Although she had a letter from UW's McBurney Disability Resource Center explaining her condition, Weffenstette said her teachers were rarely willing to accommodate her when she was in the hospital.
"I think the problem at UW is none of the professors have ever even heard of what CF is," Weffenstette said. "They just don't understand how sick I am."
Weffenstettte explained her daily routine of consuming about 50 pills and completing about 90 minutes of physical treatments. Yet despite these precautions, Weffenstette eventually found herself in the hospital each semester.
When she attempted to address her concerns with one of the heads of the College of Letters and Sciences, Weffenstette recalled the teacher telling her, "If you can't go to class, you can't be a UW student."
According to Cathy Trueba, the director of the McBurney Center, accommodating students with cystic fibrosis can be complicated.
"This is a campus where attendance is important," Trueba said. "When it gets at what is at the core of being a student, when it's about ‘I can't get there' as opposed to ‘I can't do it,' it's a much more difficult situation."
Trueba said the center has made various accommodations for students with cystic fibrosis, as the disease affects every individual differently. Some adjustments have included a reduced course load, finding accessible travel or early registration to help them select ideal class times, as cystic fibrosis often affects the lungs and mobility can be an issue if the student cannot get from class to class quickly.
"We don't have a cookie cutter approach that if you have X, you get Y," Trueba said. "We've had some students that need very little accommodation and others who've potentially been much more compromised by it."

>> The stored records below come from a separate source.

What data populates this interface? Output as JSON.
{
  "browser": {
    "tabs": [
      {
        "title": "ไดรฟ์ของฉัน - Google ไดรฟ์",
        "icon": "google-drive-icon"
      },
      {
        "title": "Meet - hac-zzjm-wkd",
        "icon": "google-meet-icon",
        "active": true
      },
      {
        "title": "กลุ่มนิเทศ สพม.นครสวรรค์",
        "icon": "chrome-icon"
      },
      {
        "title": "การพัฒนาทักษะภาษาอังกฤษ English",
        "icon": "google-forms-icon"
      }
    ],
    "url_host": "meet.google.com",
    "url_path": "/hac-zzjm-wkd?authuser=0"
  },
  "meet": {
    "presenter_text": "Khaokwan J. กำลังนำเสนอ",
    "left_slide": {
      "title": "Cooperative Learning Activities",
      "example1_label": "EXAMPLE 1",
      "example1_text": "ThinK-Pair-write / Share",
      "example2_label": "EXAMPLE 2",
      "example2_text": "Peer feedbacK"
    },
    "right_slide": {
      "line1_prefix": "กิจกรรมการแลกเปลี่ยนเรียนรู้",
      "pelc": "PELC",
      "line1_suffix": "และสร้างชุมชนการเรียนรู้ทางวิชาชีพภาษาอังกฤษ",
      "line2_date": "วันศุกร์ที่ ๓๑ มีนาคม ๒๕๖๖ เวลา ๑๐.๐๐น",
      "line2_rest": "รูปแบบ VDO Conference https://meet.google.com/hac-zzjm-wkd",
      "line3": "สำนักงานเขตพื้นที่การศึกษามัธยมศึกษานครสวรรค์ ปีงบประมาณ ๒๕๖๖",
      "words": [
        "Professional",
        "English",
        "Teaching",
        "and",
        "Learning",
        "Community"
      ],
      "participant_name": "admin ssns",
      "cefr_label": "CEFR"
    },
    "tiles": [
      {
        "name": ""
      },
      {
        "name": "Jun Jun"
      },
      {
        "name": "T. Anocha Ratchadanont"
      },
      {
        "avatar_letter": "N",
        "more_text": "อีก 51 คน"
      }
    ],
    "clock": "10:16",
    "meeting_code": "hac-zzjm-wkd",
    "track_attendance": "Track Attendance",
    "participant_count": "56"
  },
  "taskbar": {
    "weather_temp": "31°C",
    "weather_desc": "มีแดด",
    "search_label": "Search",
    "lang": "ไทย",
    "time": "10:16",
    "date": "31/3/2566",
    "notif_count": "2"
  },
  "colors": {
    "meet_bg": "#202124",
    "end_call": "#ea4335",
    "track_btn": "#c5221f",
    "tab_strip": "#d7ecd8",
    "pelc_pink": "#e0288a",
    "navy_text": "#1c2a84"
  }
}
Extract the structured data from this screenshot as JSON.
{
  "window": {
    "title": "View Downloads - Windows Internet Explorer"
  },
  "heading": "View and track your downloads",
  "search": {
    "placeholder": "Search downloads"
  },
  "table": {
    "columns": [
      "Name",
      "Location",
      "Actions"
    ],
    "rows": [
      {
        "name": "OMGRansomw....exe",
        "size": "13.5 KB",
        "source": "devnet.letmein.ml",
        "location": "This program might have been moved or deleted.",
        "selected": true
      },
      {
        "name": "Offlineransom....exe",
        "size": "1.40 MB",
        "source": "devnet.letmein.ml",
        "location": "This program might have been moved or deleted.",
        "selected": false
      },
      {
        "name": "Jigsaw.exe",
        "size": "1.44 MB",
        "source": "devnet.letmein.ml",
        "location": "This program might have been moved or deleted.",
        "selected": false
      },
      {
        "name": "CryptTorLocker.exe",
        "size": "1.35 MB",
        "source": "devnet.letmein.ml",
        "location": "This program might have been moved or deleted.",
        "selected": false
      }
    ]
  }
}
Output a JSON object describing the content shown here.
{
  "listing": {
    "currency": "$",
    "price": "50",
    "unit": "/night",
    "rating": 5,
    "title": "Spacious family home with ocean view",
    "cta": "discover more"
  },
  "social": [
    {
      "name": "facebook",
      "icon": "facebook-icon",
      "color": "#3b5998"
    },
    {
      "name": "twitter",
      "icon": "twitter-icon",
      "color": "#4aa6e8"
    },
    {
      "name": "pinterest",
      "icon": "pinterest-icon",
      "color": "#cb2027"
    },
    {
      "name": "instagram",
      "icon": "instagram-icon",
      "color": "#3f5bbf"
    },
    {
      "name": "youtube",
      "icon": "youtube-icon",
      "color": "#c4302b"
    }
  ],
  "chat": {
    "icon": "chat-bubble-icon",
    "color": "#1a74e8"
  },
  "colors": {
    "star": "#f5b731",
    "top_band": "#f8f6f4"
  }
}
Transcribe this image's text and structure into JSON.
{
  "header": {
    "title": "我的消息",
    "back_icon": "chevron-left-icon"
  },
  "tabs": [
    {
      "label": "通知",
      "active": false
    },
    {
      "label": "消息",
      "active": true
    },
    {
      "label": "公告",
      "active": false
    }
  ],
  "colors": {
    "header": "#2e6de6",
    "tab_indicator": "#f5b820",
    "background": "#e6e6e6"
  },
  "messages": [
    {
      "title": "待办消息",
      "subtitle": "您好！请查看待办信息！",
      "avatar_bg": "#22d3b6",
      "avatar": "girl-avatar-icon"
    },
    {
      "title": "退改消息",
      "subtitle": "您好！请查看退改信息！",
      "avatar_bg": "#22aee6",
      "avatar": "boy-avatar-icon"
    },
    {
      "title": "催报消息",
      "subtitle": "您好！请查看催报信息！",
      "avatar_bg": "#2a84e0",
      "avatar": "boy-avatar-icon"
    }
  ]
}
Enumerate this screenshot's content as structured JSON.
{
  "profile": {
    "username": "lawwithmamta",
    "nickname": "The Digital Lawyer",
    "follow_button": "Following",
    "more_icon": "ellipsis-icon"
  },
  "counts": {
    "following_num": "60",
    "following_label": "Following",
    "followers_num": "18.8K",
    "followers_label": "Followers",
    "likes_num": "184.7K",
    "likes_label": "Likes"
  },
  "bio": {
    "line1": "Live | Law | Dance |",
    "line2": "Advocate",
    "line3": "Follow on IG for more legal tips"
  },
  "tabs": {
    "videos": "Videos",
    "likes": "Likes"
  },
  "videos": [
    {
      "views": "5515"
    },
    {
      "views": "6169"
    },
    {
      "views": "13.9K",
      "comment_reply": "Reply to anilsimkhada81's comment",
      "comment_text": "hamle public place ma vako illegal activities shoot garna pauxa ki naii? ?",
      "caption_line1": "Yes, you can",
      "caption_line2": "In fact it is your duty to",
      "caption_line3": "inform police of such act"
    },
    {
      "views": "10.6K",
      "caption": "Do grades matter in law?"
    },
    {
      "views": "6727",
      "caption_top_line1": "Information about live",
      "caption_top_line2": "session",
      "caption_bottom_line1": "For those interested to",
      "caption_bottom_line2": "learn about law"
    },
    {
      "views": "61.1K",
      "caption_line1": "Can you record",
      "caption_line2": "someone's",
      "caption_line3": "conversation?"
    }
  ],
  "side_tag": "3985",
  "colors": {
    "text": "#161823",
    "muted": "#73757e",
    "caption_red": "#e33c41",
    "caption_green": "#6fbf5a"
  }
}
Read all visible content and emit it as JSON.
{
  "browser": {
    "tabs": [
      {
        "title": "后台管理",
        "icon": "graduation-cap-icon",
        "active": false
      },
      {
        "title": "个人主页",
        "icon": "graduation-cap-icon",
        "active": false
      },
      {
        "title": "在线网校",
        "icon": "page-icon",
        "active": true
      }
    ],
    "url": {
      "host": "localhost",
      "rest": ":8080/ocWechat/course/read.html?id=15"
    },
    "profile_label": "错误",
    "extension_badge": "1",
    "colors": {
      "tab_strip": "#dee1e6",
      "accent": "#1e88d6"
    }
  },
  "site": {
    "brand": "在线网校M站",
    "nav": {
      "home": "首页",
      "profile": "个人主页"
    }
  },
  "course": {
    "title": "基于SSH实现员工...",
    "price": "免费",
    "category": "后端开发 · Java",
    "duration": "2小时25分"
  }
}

UW senior Jamie Wentworth, for example, who was not diagnosed with cystic fibrosis until she was a teenager, has only been hospitalized once during her time as a student.
"The biggest issue I have is walking up Bascom Hill in the winter," Wentworth said.
Nonetheless, Wentworth, like Weffenstette, sought support from the McBurney Center.
Trueba said students with cystic fibrosis generally receive a letter from the center to give to their professors, as both Weffenstette and Wentworth did, explaining the student has a disease with fluctuating symptoms.
"We are asking [them] to look at whether there are situations where they have flexibility," Trueba said. "We can't tell a professor, ‘You need to set up a lab a week later because a student missed it because of a disability.' That's an unreasonable request."
According to Weffenstette, however, any flexibility is hard to find at UW.
"They have really good services for if you're deaf or blind or in a wheelchair, but those people don't get sick in the middle of a semester and miss two weeks of class," she said.
After her fourth failed semester at UW in 2006, Weffenstette finally gave up hope of graduating with a degree from UW. She is currently taking a semester off and working with Edgewood College to finalize plans for attending classes there in the spring.
"They're willing to help me get my degree," Weffenstette said.
Correction: Due to a reporting error, this article should have cited Carla Wefefnstette as a source, not Jamie Weffenstette. We regret the error.